Swimming under the keels of the ships, the two teams set their compasses for due north. They checked their compasses and wristwatches regularly. They were still anxious and going through their air supply quickly.
Two of their air tanks ran low when they were still two hundred yards from shore, so two of the divers had to clip into octopus rigs and share air, swimming side by side. Then they all ran low and one tank ran out completely. Their only option was to begin porpoising, surfacing once every twenty feet to breathe through their snorkels for the final eighty yards of their swim. They all reached the shore within seconds of each other and checked their watches.
There were still eleven minutes until the fireworks. Transitioning to just their cold-water neoprene booties, they rapidly walked uphill toward their planned rendezvous point, a location that was memorized but intentionally left unmarked on their maps.

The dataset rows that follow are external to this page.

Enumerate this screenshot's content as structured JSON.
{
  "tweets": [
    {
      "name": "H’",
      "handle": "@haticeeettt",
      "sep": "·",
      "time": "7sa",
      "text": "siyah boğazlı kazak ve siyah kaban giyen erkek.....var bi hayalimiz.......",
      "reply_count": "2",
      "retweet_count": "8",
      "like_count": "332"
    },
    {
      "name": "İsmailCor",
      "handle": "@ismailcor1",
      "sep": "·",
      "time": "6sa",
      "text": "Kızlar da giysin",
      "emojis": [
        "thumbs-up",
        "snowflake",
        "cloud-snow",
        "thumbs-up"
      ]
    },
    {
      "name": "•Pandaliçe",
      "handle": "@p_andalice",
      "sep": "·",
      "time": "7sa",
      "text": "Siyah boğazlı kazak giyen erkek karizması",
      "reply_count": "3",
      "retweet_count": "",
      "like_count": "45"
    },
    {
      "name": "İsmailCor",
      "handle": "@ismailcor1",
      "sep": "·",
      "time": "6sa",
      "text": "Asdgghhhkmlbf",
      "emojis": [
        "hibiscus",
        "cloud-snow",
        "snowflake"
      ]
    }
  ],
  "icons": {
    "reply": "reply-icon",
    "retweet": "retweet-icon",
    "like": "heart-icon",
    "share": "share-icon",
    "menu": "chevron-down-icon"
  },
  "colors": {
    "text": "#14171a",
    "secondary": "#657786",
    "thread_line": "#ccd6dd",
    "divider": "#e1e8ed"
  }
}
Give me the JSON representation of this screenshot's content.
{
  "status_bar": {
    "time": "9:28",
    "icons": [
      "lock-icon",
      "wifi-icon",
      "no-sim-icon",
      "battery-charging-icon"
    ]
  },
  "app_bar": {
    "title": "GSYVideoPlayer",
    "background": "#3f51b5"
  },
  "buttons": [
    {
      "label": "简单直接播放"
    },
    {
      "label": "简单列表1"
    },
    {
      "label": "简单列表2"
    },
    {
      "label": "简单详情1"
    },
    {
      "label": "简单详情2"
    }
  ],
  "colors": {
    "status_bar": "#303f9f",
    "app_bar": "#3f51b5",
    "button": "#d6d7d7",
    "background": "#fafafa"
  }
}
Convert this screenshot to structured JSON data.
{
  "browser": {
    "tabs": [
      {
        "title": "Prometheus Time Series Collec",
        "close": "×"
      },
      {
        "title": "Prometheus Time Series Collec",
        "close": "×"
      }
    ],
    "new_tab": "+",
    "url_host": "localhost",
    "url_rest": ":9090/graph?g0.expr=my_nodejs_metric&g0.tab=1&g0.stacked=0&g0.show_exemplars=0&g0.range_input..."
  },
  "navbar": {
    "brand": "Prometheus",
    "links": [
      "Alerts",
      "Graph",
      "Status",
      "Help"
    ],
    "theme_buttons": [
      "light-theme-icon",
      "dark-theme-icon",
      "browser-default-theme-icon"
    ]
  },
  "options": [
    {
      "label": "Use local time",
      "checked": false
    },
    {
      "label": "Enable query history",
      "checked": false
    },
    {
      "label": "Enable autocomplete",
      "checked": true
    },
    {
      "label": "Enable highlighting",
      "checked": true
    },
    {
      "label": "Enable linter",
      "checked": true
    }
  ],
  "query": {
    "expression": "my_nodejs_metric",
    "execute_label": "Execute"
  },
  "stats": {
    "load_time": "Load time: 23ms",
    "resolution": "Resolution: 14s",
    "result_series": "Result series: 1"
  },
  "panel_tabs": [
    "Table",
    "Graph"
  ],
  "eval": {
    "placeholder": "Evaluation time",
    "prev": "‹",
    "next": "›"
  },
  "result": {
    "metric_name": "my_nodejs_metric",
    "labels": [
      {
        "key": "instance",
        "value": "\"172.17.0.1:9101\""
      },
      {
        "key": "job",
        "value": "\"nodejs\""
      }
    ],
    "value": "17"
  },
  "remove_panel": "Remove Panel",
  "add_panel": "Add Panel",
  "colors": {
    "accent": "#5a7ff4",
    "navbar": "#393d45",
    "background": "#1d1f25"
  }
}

Thirty seconds before the scheduled detonation they began to quietly but gleefully count down out loud in unison as they walked. At ten seconds before the detonation, they stopped at a clearing in the trees and looked back toward the bay. They sat down side by side and continued counting down, in their quiet chant. Right on schedule, they saw white gouts of foam jumping up the far sides of both ships. A few seconds later, they heard the dull thud of the simultaneous explosions. They sat, enthralled. They cupped their hands over their eyebrows, watching for signs of distress from the ships. Faintly, they heard some sort of klaxon. After two minutes, both ships had perceptibly begun to list on the sides where the limpets had been attached. And after five minutes, the ships were both listing at least forty degrees. Tony—their leader—said dryly, “They’re done. Let’s go.” They resumed their hike, feeling invigorated. One of their local resistance contacts was waiting for them at the rendezvous point.